La Belgique va faire parvenir à court terme une nouvelle livraison de matériel militaire à l’Ukraine. Le gouvernement fédéral, réuni vendredi matin en Conseil des ministres, a pris la décision d’acheter pour 11 millions d’euros d’équipement militaire et de protection neuf, à envoyer sur le terrain ukrainien.

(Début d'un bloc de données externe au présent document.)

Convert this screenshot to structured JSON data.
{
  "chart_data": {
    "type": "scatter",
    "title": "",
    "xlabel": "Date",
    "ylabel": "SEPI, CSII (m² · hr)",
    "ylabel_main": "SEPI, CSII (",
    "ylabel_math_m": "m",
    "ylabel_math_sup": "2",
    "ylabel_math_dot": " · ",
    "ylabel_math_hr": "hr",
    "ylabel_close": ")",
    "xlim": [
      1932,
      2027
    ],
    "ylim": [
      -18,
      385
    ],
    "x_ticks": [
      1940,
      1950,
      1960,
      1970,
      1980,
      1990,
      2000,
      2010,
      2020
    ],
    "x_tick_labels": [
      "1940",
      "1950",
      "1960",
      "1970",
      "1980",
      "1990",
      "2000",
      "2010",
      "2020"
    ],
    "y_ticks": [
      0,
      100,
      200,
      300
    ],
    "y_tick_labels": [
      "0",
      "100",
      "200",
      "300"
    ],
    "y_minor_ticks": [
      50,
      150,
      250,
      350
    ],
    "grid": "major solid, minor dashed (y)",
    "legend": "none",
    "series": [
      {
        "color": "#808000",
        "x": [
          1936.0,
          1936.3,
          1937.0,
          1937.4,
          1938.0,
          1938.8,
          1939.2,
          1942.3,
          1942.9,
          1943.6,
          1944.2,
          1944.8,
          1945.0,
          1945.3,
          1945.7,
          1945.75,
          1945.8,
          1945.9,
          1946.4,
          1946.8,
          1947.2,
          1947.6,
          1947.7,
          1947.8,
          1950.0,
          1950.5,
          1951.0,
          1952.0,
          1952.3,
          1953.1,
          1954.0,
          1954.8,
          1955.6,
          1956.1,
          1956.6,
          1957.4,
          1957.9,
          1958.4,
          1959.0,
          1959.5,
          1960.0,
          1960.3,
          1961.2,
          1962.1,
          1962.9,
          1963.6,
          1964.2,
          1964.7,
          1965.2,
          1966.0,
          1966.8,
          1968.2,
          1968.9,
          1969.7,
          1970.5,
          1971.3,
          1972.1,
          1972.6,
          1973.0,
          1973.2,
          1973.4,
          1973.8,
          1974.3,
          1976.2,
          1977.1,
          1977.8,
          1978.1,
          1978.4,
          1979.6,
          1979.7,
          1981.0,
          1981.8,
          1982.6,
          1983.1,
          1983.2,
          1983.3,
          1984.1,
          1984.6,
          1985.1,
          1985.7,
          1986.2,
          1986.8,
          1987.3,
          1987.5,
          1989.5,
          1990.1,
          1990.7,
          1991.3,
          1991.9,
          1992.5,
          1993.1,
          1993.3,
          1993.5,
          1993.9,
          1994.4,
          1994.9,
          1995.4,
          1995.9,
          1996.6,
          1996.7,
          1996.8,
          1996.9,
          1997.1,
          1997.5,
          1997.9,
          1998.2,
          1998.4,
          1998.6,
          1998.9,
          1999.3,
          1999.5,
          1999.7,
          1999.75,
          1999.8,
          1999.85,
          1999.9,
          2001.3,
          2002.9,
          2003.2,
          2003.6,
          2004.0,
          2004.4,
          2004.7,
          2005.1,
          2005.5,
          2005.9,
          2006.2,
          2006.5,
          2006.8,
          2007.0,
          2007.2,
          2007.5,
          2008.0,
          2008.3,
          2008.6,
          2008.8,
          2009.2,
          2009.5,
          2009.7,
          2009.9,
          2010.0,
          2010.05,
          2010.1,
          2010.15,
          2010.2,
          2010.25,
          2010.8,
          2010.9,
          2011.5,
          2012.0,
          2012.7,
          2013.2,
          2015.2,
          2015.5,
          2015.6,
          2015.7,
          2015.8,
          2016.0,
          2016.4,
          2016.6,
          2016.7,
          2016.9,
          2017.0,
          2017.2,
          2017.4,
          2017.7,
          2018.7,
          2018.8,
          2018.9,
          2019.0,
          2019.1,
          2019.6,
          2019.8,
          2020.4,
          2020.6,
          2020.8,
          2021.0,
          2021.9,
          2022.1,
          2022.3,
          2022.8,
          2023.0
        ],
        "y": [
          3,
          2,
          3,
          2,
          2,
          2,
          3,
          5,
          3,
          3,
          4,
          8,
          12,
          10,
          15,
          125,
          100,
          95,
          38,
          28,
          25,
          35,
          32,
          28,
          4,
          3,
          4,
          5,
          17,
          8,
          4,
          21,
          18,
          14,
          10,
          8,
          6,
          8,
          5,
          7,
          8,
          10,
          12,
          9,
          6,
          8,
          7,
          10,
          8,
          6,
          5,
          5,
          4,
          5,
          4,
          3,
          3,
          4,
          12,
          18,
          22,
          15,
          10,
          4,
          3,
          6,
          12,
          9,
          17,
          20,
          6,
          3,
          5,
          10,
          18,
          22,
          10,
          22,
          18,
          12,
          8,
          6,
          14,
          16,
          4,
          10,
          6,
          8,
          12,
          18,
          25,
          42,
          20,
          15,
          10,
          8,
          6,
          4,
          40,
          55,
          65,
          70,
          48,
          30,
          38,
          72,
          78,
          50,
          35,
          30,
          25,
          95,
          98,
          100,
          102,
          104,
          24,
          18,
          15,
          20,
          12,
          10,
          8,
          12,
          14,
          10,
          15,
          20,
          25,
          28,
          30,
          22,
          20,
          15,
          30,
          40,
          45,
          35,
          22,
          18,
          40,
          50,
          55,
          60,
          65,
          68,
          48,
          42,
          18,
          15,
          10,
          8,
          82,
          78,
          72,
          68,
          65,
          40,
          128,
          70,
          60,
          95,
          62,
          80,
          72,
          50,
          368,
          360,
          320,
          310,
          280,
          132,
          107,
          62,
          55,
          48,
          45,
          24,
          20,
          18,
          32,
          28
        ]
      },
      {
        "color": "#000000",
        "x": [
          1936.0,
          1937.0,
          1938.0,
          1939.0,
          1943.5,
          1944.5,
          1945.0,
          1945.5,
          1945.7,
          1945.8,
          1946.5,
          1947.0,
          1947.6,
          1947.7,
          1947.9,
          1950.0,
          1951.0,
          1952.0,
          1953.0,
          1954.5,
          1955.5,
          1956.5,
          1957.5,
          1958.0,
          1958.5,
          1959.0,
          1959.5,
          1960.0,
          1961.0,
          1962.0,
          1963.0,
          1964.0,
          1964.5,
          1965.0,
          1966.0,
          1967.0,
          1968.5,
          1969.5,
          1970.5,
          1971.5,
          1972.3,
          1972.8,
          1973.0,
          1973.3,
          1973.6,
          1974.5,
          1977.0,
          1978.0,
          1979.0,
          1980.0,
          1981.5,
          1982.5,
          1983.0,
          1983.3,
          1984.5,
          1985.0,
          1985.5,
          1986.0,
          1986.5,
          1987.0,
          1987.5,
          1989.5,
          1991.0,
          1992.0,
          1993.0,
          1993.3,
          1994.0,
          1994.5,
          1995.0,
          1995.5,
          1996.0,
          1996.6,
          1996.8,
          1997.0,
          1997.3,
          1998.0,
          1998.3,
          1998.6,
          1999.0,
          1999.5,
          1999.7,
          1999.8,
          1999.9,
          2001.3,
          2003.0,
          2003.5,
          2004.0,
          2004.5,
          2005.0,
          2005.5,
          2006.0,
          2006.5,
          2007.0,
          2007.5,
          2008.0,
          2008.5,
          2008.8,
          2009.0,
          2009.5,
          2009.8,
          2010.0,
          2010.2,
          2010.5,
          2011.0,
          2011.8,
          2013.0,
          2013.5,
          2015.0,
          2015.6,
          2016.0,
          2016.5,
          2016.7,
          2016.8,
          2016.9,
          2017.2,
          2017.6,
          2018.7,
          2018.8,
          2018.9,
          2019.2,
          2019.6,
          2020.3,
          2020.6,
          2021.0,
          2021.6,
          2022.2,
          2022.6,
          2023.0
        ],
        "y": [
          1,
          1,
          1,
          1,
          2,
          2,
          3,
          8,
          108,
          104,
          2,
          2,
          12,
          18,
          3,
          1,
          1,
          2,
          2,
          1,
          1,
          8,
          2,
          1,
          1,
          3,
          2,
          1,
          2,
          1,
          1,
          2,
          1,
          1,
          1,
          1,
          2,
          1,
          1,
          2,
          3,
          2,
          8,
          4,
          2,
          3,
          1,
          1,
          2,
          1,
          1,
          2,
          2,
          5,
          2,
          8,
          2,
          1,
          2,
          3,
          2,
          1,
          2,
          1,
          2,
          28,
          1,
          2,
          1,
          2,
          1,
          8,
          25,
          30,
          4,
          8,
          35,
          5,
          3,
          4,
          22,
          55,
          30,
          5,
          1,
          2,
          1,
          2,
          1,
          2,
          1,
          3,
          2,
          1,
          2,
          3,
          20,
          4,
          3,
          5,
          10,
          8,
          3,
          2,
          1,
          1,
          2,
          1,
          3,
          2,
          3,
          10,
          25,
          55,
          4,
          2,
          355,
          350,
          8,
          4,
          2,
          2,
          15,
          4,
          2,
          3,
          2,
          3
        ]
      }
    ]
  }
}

Il s’agit de matériel de protection balistique (des gilets pare-balles), des moyens de vision nocturne, de l’armement léger et des munitions. 

L’achat se fera auprès de trois entreprises belges qui avaient préalablement été sollicitées pour conserver des stocks à disposition en attendant la décision du Conseil des ministres. Les entreprises concernées sont la FN Herstal pour les armes et les munitions (pour un montant d’environ 7,5 millions), Sioen pour les gilets pare-balles, et OIP (Optronic Instruments and products) pour les lunettes de vision.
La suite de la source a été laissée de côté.